- 42°47′17″N 18°23′41″E﻿ / ﻿42.78806°N 18.39472°E
- Type: Hillfort
- Location: Malinska Gradina is situated north of Mosko, close to Radanov Do.
- Region: Bosnia and Herzegovina

= Malina (depopulated settlement) =

Historical and archaeological site in Herzegovina

Malina (Serbian Cyrillic: Малина) is a depopulated settlement located between Bileća and Trebinje in Herzegovina (Republika Srpska, Bosnia and Herzegovina). It is 9.1 km to N-NE of Trebinje, 10.6 km to S-SW of Bileća, 28.9 km to E-NE of Dubrovnik and 38.7 km to N-NW of Herceg Novi. Malinska Gradina is situated north of village Mosko, close to village Radanov Do. Hill Malinska Gradina has an elevation of 705 meters.

==Antiquities==

The area of Malina has preserved many of the antiquities, including old grave monuments. The monuments are rectangular in shape and are often engraved with images. These engravings represent people, animals, crescents, bows and arrows. There are no preserved inscriptions on these monuments.

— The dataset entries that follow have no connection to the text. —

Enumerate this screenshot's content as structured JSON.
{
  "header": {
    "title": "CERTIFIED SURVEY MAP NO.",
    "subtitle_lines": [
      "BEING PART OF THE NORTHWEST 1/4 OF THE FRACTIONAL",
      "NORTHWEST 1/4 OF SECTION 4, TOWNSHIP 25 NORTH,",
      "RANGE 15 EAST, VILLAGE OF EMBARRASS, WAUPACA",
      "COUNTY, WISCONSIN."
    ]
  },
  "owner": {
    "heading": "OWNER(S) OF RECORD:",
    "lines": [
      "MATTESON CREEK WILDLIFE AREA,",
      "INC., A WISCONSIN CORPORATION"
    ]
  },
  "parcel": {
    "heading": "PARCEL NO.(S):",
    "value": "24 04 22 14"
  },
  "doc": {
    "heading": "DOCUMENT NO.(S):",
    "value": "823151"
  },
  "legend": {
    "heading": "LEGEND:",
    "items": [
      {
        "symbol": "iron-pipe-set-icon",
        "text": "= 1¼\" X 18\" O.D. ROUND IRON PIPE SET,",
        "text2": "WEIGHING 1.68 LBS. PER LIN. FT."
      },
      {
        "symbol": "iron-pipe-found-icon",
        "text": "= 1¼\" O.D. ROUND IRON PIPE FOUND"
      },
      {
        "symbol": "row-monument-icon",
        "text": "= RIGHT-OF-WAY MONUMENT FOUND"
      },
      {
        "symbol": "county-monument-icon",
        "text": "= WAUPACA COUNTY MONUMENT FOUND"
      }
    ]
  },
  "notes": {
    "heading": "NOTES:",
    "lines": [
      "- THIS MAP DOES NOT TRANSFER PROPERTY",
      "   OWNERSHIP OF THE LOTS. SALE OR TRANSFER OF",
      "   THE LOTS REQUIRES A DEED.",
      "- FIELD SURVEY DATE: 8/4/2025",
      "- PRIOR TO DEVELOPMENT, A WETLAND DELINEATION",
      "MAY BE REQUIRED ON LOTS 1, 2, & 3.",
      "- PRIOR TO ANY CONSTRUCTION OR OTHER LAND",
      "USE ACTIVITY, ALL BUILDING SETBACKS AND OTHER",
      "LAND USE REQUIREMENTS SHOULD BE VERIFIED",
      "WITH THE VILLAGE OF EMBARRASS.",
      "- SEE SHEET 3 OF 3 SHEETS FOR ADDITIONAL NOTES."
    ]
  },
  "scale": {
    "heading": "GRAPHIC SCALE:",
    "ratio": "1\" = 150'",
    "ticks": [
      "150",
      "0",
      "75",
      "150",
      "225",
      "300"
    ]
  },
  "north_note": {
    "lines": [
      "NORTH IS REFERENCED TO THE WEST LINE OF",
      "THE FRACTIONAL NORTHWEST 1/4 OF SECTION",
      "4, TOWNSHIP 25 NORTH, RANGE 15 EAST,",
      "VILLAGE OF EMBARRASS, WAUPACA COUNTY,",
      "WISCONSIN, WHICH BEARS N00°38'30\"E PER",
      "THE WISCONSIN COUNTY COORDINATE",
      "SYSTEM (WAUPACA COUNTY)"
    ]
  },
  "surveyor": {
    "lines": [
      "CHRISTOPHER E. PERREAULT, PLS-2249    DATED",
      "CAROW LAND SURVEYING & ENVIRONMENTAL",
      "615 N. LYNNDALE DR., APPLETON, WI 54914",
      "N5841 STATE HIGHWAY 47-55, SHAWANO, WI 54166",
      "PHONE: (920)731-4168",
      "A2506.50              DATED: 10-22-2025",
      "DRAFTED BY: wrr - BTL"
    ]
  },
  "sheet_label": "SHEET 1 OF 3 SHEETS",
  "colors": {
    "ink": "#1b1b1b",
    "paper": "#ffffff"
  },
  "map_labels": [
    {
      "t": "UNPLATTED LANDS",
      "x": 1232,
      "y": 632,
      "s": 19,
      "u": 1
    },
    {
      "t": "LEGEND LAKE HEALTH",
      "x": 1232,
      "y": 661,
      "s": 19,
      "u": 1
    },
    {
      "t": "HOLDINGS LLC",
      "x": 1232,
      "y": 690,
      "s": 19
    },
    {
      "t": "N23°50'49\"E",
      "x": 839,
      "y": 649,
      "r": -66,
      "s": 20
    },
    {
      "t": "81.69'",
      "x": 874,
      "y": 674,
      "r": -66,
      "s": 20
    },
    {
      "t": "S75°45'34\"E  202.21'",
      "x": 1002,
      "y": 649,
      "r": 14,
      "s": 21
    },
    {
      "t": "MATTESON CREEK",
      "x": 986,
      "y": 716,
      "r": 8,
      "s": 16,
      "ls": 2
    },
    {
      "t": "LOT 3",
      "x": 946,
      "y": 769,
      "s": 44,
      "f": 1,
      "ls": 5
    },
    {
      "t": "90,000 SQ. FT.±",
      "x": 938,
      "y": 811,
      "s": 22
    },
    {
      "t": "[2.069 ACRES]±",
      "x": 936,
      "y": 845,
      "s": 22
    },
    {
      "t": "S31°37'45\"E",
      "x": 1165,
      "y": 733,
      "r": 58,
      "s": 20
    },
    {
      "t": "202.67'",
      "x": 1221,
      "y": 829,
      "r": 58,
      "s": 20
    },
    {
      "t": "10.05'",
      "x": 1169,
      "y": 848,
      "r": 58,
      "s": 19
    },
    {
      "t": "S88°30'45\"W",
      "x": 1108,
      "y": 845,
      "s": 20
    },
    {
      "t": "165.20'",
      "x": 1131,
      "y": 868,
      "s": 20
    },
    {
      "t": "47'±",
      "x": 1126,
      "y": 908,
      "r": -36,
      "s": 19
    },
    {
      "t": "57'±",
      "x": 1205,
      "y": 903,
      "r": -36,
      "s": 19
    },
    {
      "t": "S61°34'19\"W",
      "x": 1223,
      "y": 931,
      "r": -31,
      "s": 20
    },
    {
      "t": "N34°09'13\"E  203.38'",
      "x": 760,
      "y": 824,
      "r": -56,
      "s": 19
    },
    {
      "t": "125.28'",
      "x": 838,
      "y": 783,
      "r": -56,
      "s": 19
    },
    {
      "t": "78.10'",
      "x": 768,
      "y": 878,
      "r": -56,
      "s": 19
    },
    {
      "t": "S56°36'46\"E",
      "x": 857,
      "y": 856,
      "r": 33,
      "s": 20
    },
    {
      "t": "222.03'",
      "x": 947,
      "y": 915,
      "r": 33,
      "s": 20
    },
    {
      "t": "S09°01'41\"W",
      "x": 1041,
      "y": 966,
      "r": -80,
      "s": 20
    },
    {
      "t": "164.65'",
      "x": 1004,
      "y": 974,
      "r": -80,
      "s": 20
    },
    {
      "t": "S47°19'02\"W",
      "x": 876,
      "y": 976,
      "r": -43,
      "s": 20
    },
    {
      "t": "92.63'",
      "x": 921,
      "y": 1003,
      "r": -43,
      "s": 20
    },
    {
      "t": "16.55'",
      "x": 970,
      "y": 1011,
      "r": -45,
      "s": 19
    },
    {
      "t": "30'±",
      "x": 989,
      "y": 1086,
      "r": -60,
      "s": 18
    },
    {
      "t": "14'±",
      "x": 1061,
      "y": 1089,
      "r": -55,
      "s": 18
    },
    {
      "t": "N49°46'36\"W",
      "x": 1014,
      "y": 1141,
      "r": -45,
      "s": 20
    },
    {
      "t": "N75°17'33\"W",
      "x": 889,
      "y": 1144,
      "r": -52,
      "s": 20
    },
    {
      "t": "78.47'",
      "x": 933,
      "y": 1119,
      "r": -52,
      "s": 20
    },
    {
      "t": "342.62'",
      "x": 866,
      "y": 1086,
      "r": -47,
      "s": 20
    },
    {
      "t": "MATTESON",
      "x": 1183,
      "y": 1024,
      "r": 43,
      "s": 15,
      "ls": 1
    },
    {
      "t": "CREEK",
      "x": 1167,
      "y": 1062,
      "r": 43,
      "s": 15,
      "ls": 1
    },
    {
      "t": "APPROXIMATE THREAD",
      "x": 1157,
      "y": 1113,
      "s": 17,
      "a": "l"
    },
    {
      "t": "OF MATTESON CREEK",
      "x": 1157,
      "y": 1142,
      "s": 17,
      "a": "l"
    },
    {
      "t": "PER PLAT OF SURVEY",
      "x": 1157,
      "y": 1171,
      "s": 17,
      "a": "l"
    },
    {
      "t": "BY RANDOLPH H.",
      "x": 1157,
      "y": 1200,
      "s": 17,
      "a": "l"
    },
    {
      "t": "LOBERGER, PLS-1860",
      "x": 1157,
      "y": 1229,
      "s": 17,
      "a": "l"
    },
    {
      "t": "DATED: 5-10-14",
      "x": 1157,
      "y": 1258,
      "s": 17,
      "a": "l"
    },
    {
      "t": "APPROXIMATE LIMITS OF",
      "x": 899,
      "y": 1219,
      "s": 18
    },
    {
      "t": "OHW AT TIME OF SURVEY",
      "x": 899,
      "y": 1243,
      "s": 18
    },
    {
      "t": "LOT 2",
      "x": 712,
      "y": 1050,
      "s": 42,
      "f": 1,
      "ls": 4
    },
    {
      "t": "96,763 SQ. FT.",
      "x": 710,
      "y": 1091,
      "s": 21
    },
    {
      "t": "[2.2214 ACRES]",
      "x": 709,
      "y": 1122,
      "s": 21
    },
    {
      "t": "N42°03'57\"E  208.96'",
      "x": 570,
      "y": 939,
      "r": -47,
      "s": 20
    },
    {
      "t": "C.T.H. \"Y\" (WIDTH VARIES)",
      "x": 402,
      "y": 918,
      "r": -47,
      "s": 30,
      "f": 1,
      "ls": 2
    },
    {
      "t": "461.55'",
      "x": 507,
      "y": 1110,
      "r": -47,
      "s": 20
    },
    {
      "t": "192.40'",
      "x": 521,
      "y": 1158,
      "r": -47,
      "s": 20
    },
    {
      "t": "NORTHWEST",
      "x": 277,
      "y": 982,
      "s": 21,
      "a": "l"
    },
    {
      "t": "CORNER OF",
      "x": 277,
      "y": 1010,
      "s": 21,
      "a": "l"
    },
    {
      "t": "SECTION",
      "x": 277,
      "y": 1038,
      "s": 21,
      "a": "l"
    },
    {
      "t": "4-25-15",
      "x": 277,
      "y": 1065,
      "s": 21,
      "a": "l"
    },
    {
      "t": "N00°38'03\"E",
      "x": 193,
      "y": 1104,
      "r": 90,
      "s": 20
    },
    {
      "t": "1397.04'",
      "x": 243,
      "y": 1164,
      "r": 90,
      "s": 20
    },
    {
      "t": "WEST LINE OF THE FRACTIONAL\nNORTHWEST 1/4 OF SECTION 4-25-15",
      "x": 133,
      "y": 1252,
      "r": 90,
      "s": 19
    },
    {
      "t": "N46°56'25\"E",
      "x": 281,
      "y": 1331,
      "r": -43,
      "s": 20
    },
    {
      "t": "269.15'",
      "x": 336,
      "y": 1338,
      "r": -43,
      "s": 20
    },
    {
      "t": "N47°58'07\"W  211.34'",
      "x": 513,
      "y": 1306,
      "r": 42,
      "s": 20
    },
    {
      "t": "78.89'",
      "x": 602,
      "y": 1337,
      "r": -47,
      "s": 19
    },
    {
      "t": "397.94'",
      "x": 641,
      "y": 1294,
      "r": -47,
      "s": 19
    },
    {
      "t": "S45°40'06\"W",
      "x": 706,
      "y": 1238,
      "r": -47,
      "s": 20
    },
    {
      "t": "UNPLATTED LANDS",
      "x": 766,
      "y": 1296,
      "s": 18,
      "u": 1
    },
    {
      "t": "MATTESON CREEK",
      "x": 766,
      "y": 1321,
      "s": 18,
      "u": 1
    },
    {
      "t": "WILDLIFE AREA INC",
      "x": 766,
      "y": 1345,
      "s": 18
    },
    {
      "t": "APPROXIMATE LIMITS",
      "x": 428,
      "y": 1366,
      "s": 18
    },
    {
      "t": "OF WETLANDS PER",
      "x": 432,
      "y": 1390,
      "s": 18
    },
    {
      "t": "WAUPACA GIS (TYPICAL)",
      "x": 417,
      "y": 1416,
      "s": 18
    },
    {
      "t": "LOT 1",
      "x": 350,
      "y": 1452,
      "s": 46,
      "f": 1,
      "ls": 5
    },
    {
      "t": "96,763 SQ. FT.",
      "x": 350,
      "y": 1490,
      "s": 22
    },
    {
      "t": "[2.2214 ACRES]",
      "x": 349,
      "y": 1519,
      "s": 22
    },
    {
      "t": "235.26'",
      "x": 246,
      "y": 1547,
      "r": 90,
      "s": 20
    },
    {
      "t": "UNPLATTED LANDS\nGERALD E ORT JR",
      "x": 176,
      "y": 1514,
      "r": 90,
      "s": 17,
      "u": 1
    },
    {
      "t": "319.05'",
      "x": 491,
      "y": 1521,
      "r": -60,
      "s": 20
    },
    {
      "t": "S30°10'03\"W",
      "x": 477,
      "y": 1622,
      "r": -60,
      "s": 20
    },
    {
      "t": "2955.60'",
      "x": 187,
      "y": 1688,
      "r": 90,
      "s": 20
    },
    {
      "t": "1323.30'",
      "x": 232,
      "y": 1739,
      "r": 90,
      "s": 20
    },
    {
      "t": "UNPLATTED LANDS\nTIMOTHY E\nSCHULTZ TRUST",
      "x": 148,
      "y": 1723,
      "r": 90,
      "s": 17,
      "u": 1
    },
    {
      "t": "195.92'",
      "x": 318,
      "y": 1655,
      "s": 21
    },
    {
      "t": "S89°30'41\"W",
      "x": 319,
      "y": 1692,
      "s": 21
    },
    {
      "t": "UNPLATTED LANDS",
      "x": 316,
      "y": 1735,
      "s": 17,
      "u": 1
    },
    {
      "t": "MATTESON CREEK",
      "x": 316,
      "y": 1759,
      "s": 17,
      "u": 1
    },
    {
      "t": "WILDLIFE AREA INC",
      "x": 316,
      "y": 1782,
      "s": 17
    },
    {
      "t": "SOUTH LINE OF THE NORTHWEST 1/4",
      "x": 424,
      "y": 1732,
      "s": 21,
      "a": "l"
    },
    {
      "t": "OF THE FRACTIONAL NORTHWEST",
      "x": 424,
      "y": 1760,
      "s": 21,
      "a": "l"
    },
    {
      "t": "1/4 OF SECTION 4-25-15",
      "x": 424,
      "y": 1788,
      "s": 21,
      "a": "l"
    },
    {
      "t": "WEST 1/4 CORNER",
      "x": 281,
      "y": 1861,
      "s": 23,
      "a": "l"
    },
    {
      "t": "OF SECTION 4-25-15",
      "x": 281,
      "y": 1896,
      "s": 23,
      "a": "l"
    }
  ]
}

Foundations and other remains of old houses are also well preserved. Families of the Maleševci clan have lived at the Malina location. It is near the spring of Malinski Potok Stream. Old stones, which represented border walls of parcels, remain on site. The hill named Malinska Gradina shows that this location was "gradina“, the remains of old fortresses. Between Malina and Preslo is an area called Gomila (the Serbian word for tumuli), where a few prehistoric tumuli may be found.

==History of the Settlement==

Malina is mentioned in the census of Herzegovina, dated 1475-1477. In this source, Malina is mentioned along with its neighboring Skrobotno ('Skrobodna'), as a winter shepherd settlement. From the years of 1475-1477, the leader of the shepherd community (džemat) Radan son of Novak inhabited the area and some of its close settlements . This community had 25 homes out of which 3 homes were for unmarried men at that time. Their summer settlement was in Koročica. From 1475 to 1477, Malina was administratively within nahia Rudine.

The Maleševci is a clan that originated in Malina. Some members started to immigrate from this settlement during the 15th century. In Skrobotno, there is a record of a branch found of this clan during the 15th century. Presently, records show that Malina was inhabited only by the descendants of Maleševci clan.